The two children in question are five year old Sasha from Cambridgeshire , and baby Storm of Toronto, who in the case of the former is being raised ‘gender rich’.
The outcry made about these two children borders between ignorance and intolerance. To raise a child with a preconceived acceptance of what they can and cannot do and can and cannot wear is particularly short-sighted.
We live in a society where, to see someone born male in a dress, makes them a cross-dresser or transvestite and the same in the case of a woman in a waistcoat.
To only travel back a few decades, the sight of a woman in trousers would have been deemed unladylike.
In May last year, a 12-year old boy from the Cambridge area wore a skirt to school in protest of boys not being allowed to wear shorts in summer: this was greeted with approval by the public who thought it only fair and admired his outspokenness.
Yet only a few months later a child wears a skirt by choice, and because people don’t know their gender, there is uproar.
The primary arguments people have made range between forcing a life and habits onto a child, and the psychological damage it may cause to a child.
To combat the first argument, it’s slightly erroneous, since until a child at least reaches their teens, all decisions, from faith to what they eat, to what they do in the day, are decided by their parents anyway. So if gender or lack thereof is forced, so is everything else.

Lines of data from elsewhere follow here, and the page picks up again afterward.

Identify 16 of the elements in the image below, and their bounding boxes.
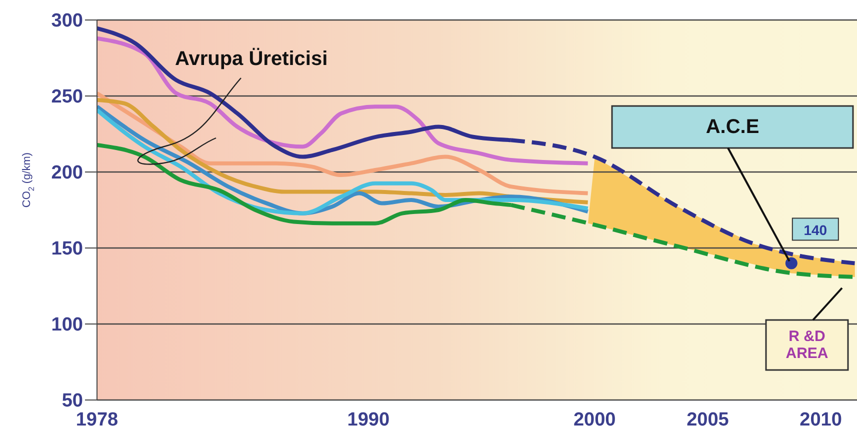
- y-tick-label: 300: [51, 10, 83, 32]
- y-tick-label: 150: [51, 238, 83, 260]
- y-tick-label: 250: [51, 86, 83, 108]
- x-tick-label: 2000: [573, 409, 616, 430]
- data-label: 140: [804, 222, 828, 238]
- y-tick-label: 100: [51, 314, 83, 336]
- y-tick-label: 50: [62, 390, 83, 412]
- annotation: A.C.E: [706, 116, 760, 138]
- x-tick-label: 2005: [686, 409, 730, 430]
- annotation: R &D AREA: [784, 328, 830, 362]
- y-tick-label: 200: [51, 162, 83, 184]
- x-tick-label: 1978: [76, 409, 118, 430]
- x-tick-label: 1990: [347, 409, 390, 430]
- x-tick-label: 2010: [800, 409, 842, 430]
- annotation: Avrupa Üreticisi: [175, 48, 328, 71]
- line-series: [97, 36, 590, 166]
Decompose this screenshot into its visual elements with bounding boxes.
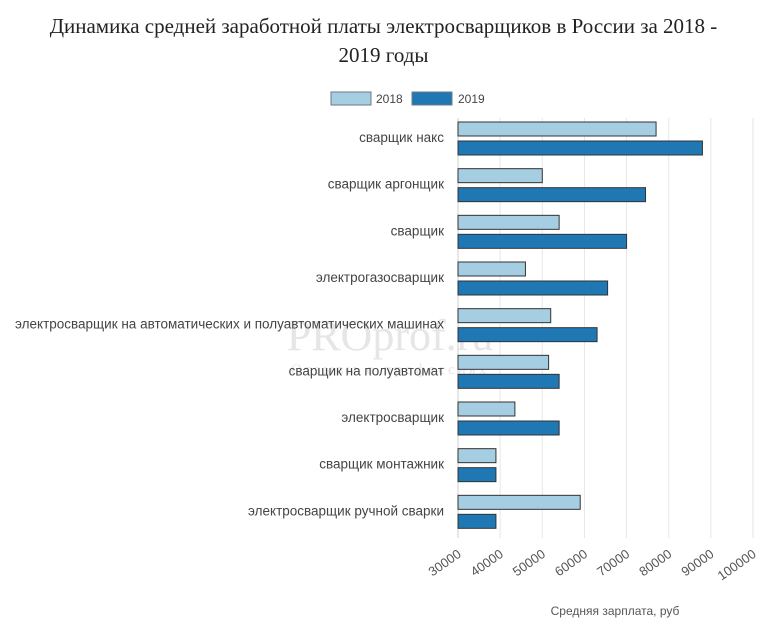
bar-2019-6: [457, 420, 560, 436]
x-axis-ticks: 30000 40000 50000 60000 70000 80000 9000010000…: [425, 546, 758, 583]
category-label: электросварщик: [341, 410, 444, 425]
x-tick-label: 70000: [594, 546, 632, 579]
legend: 2018 2019: [330, 91, 485, 106]
x-tick-label: 50000: [510, 546, 548, 579]
legend-swatch-2018: [330, 91, 372, 106]
bar-2018-3: [457, 261, 526, 277]
bar-2019-5: [457, 373, 560, 389]
bars: [457, 121, 703, 529]
bar-2018-6: [457, 401, 516, 417]
x-tick-label: 40000: [468, 546, 506, 579]
x-tick-label: 100000: [715, 546, 759, 583]
legend-label-2019: 2019: [458, 92, 485, 106]
bar-2019-1: [457, 187, 647, 203]
bar-2019-4: [457, 327, 598, 343]
bar-2019-2: [457, 233, 628, 249]
category-label: электрогазосварщик: [316, 270, 444, 285]
bar-2018-7: [457, 448, 497, 464]
legend-label-2018: 2018: [376, 92, 403, 106]
x-tick-label: 30000: [425, 546, 463, 579]
bar-2018-5: [457, 354, 550, 370]
category-label: сварщик: [391, 223, 444, 238]
x-tick-label: 60000: [552, 546, 590, 579]
x-axis-label: Средняя зарплата, руб: [551, 604, 680, 618]
bar-2018-1: [457, 168, 543, 184]
bar-2018-8: [457, 494, 581, 510]
category-label: электросварщик ручной сварки: [248, 503, 444, 518]
chart-title-line-2: 2019 годы: [338, 43, 429, 67]
category-label: сварщик на полуавтомат: [289, 363, 444, 378]
bar-2018-2: [457, 214, 560, 230]
category-label: сварщик накс: [359, 130, 444, 145]
bar-2019-3: [457, 280, 609, 296]
bar-2018-4: [457, 308, 552, 324]
bar-2019-7: [457, 467, 497, 483]
watermark-subtitle: Отзывы о профессиях: [291, 362, 489, 378]
x-tick-label: 80000: [636, 546, 674, 579]
chart-title-line-1: Динамика средней заработной платы электр…: [49, 14, 718, 38]
chart-title: Динамика средней заработной платы электр…: [0, 12, 767, 70]
bar-2019-0: [457, 140, 703, 156]
category-label: электросварщик на автоматических и полуа…: [15, 317, 444, 332]
legend-swatch-2019: [411, 91, 453, 106]
category-label: сварщик монтажник: [319, 457, 444, 472]
category-labels: сварщик накс сварщик аргонщик сварщик элект…: [15, 130, 444, 518]
category-label: сварщик аргонщик: [328, 177, 444, 192]
x-tick-label: 90000: [678, 546, 716, 579]
bar-2019-8: [457, 513, 497, 529]
bar-2018-0: [457, 121, 657, 137]
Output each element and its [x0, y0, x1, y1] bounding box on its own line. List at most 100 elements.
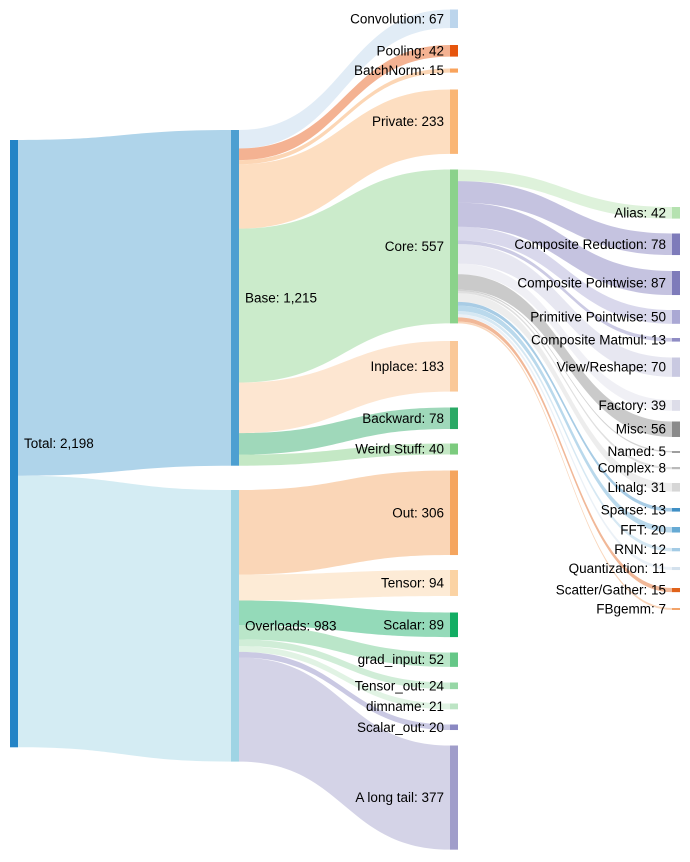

To look at any perceived psychological damage, people need only look at how many gay, lesbian, bisexual and transgender people are bullied or murdered every day to understand the acceptance that comes with raising a child without gender prejudice.
The question shouldn’t be ‘what if neither child turns out to be trans?’ but ‘will they or their parents mind if they are?’
To have an understanding of who you are, and know your family will be accepting of it, is a blessing. If either or both children grow up to realise they are the gender they were born, then no harm is done.
They will take on whichever sex is correct for them, and grow up loving and accepting others for what is on the inside and not what may or may not be between their legs; something that should be a personal and private matter and not a public matter anyway.
The clothes we all wear are the same fabric, the toys children play with come from the same companies. The life skills any parent teaches their child are for the greater good of the child.
Without a fixed gender, these children can gain acceptance and independence and grow as individuals with self-identity being less of a burden in their lives.
Coming out to your parents can often be a difficult experience, for fear of whether you will be accepted. In the same vein, accepting a child as lesbian, gay or trans can also be difficult for many parents, either for their own acceptance or fear of society’s view.
To raise a child without such pre-existing gender roles takes away these fears and worries for both parent and child.
This way of raising a child does not instil a fear of rejection in a child if they are to come out as part of the LGBTQ community.